Pendant que Roxane trime sur l'entrée des corrections de Quelque chose que je rends à la terre et Marche-Frontière, mais surtout sur la composition du catalogue 2021, point rentrée avec Julie. On pourrait croire que la situation exceptionnelle change la donne. Il n'en est rien. Ou alors si : En fait, c'est une rentrée littéraire comme d'habitude, mais en pire.  Les valeurs sûres (sic) sont partout, de la presse aux tables des libraires et chaque vitrine ressemble à ses voisines, et par la même aux pages des magazines. Les miettes restantes vont à de vraies fausses découvertes qui sont en fait des coups d'agence de presse prêts depuis des mois. Pas beaucoup d'espace pour aucune autre surprise. La communication des uns et des autres en prend un coup, là encore : pour justifier la non tenue d'une rencontre prévue de longue date, on nous dit qu'en cette période de restrictions sanitaires, nous n'acceptons que des demandes qui répondent à des critères très particuliers. Libre à vous d'imaginer sur quels critères se basent ces critères particuliers, et ce qu'ils ont de si ($$) particuliers. Ailleurs, pour un évènement quelque part, pour un dépôt de quelques livres, on insiste pour qu'on vienne absolument récupérer les exemplaires avant la fin de l'évènement concerné. Après nous être envoyé virtuellement des bises pas du tout désespérées (c'est le cas, puisque nous ne le sommes pas), on se dit que peut-être les respirations sont à trouver dans les manuscrits arrivés fin août ? Voilà notamment ce qu'on peut y trouver : Connaissant la réputation de votre maison et le fait qu'elle édite beaucoup de littérature régionaliste... C'est pas gagné.

mercredi

C'est aujourd'hui que paraît (enfin, après report) Doucement (!), de Katia Bouchoueva. Aujourd'hui également est mis en ligne cet enregistrement de lecture à deux voix de certains des poèmes proposés dans ce second recueil paru dans L'esquif. Lecture de Katia Bouchoueva et Guillaume Richez :

L'envoi de ces premières douces commandes permet aussi la reprise des expéditions après les tribulations du déménagement. Je ne suis pas encore pleinement installé, mais au moins les livres publie.net ne sont plus en carton. Me manque quelques étagères qui m'éviteraient d'avoir à tout chercher en permanence, ça va venir. Il faut aussi se faire à la (brutale) rupture postale quand on fuit les grandes villes : ici (quel que soit cet ici), la Poste n'est ouverte que quatre demi-journées par semaine. J'apprendrai bien vite qu'on n'est pas non plus à l'abri d'une fermeture intempestive de dernière minute sur l'une de ces demi-journées. La plupart des envois que je fais correspond à des timbres pré-imprimés, je n'ai donc qu'à les glisser dans la boîte. Mais dans le cas d'un colis urgent, comme ce fut le cas il y a une dizaine de jours (une fameuse société de production tv qui demande, le jeudi midi, des SP à recevoir absolument d'ici lundi matin), c'est plus compliqué. Mais je ne devrais pas me plaindre, dans le bled d'à côté la Poste est fermée jusqu'en décembre. Bon. N'y pensons plus. Il est l'heure de se replonger dans les (lents) séismes de Juliette Cortese, dont j'ai reçu la dernière version il y a peu. Reprendre d'abord les bulles de commentaires dans l'ordre chronologique et régler les petites choses. Pour les grosses choses, relire le manuscrit en entier et au calme, dans un PDF cette fois (cf. l'épisode précédent). S'immerger dedans. Faire des va et vient. Nécessairement trembler.

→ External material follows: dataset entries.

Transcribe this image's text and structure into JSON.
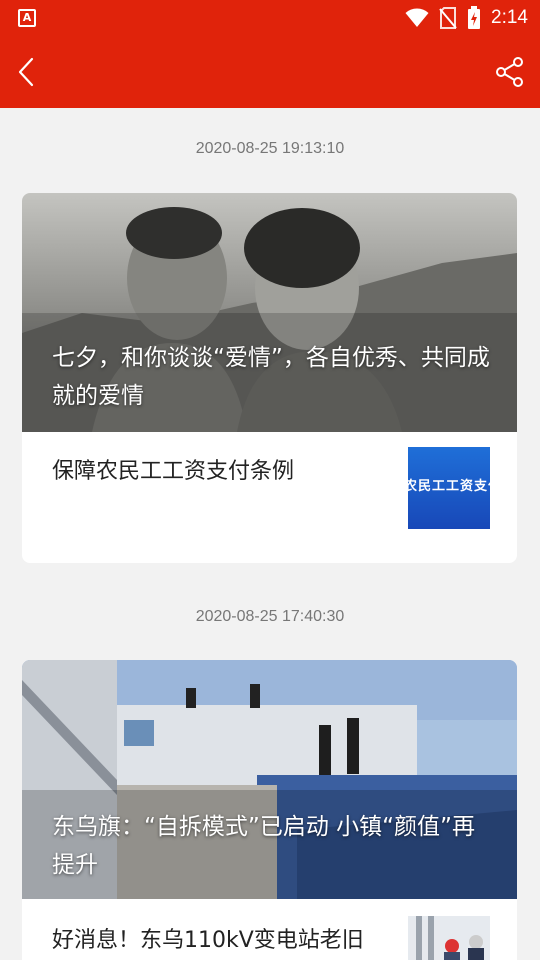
{
  "status_bar": {
    "app_icon": "A",
    "time": "2:14",
    "icons": [
      "wifi-icon",
      "no-sim-icon",
      "battery-charging-icon"
    ]
  },
  "app_bar": {
    "icons": [
      "back-arrow-icon",
      "share-icon"
    ]
  },
  "feed": [
    {
      "timestamp": "2020-08-25 19:13:10",
      "hero_title": "七夕，和你谈谈“爱情”，各自优秀、共同成就的爱情",
      "item_title": "保障农民工工资支付条例",
      "thumb_text": "农民工工资支付"
    },
    {
      "timestamp": "2020-08-25 17:40:30",
      "hero_title": "东乌旗：“自拆模式”已启动 小镇“颜值”再提升",
      "item_title": "好消息！东乌110kV变电站老旧"
    }
  ],
  "colors": {
    "brand_red": "#e0230b",
    "background": "#f2f2f2"
  }
}
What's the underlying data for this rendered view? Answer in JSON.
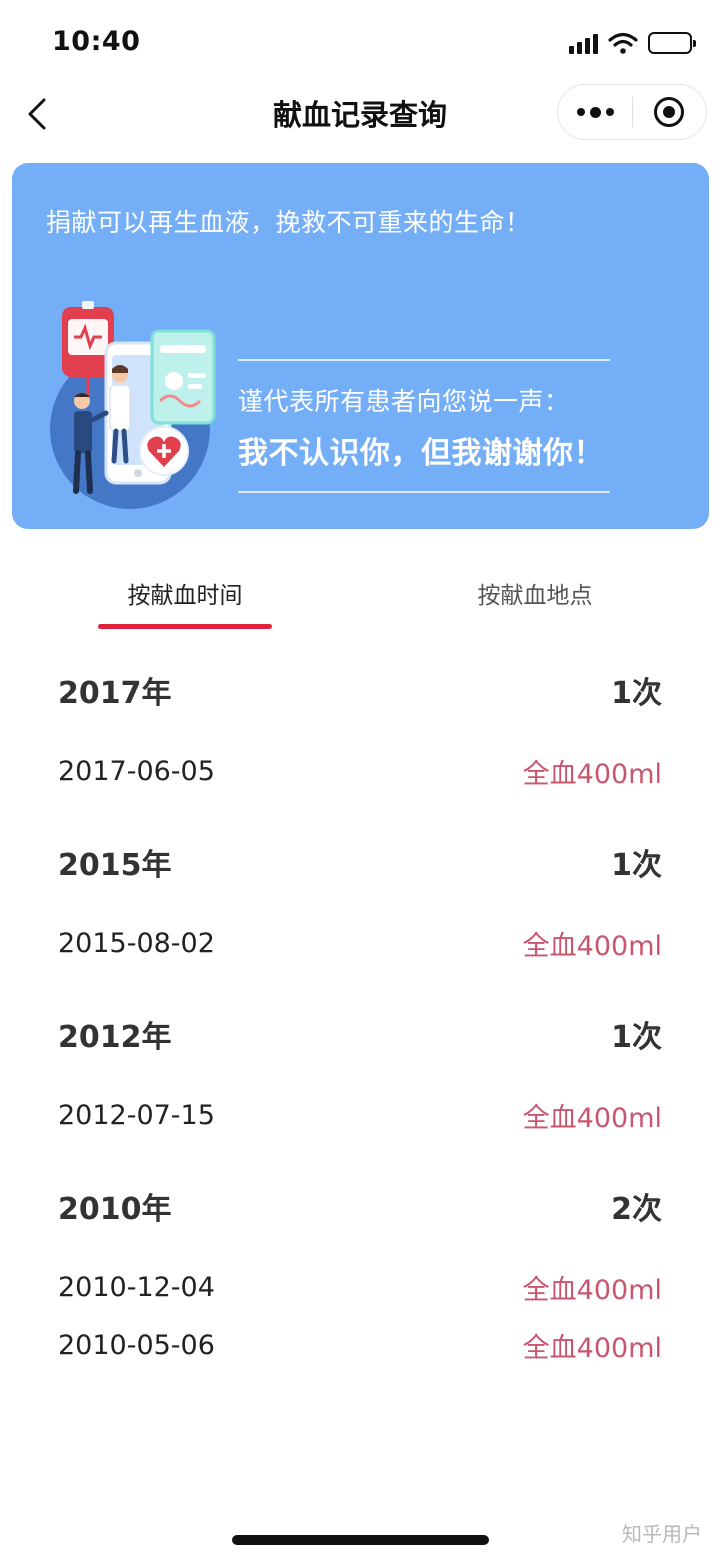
{
  "status_bar": {
    "time": "10:40"
  },
  "nav": {
    "title": "献血记录查询"
  },
  "banner": {
    "slogan": "捐献可以再生血液，挽救不可重来的生命！",
    "thanks_sub": "谨代表所有患者向您说一声：",
    "thanks_main": "我不认识你，但我谢谢你！"
  },
  "tabs": [
    {
      "label": "按献血时间",
      "active": true
    },
    {
      "label": "按献血地点",
      "active": false
    }
  ],
  "records": [
    {
      "year": "2017年",
      "count": "1次",
      "entries": [
        {
          "date": "2017-06-05",
          "volume": "全血400ml"
        }
      ]
    },
    {
      "year": "2015年",
      "count": "1次",
      "entries": [
        {
          "date": "2015-08-02",
          "volume": "全血400ml"
        }
      ]
    },
    {
      "year": "2012年",
      "count": "1次",
      "entries": [
        {
          "date": "2012-07-15",
          "volume": "全血400ml"
        }
      ]
    },
    {
      "year": "2010年",
      "count": "2次",
      "entries": [
        {
          "date": "2010-12-04",
          "volume": "全血400ml"
        },
        {
          "date": "2010-05-06",
          "volume": "全血400ml"
        }
      ]
    }
  ],
  "watermark": "知乎用户",
  "colors": {
    "banner": "#74aef6",
    "tab_underline": "#e0213c",
    "volume_text": "#c8566f"
  }
}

Souvent, je donne des exemples de ce que je recherche quand je relis un texte. Je dis pourquoi ne pas plutôt faire ceci ou cela et j'écris quelque chose, une piste pour la réécriture. Je précise très souvent (dans le commentaire en marge du texte ou dans le message qui accompagne son envoi) c'est un exemple. Si j'écris cela c'est que je n'entends pas qu'on reprenne telles quelles mes suggestions. Je ne suis pas là pour réécrire à la place de l'autrice ou l'auteur son propre texte sans elle, sans lui. Je suis là pour donner des pistes et tâcher de me faire comprendre (même si, parfois, nous ne nous comprenons pas non plus, du moins pas autant que si nous étions face à face). Après, c'est à lui ou elle de s'approprier ces pistes et réécrire, ou ne pas réécrire s'il y a désaccord sur la piste. C'est assez basique, je trouve, mais il n'est pas rare qu'on n'explique pas tout ça à un auteur qui débute, qui peut tout à fait se dire que les corrections proposées sont en réalité imposées. Or souvent, et c'est bien normal, on n'est pas dans le même rythme que l'autrice, l'auteur. On ne met pas l'accent sur les mêmes choses. On ne porte pas le même regard.

jeudi

Toujours dans Lent séisme, je prends des phrases au vol. Ça peut toujours servir. Ce sont aussi des points d'accroche. Par exemple :

Rien n’empêche le ruissellement du temps sur nos épaules.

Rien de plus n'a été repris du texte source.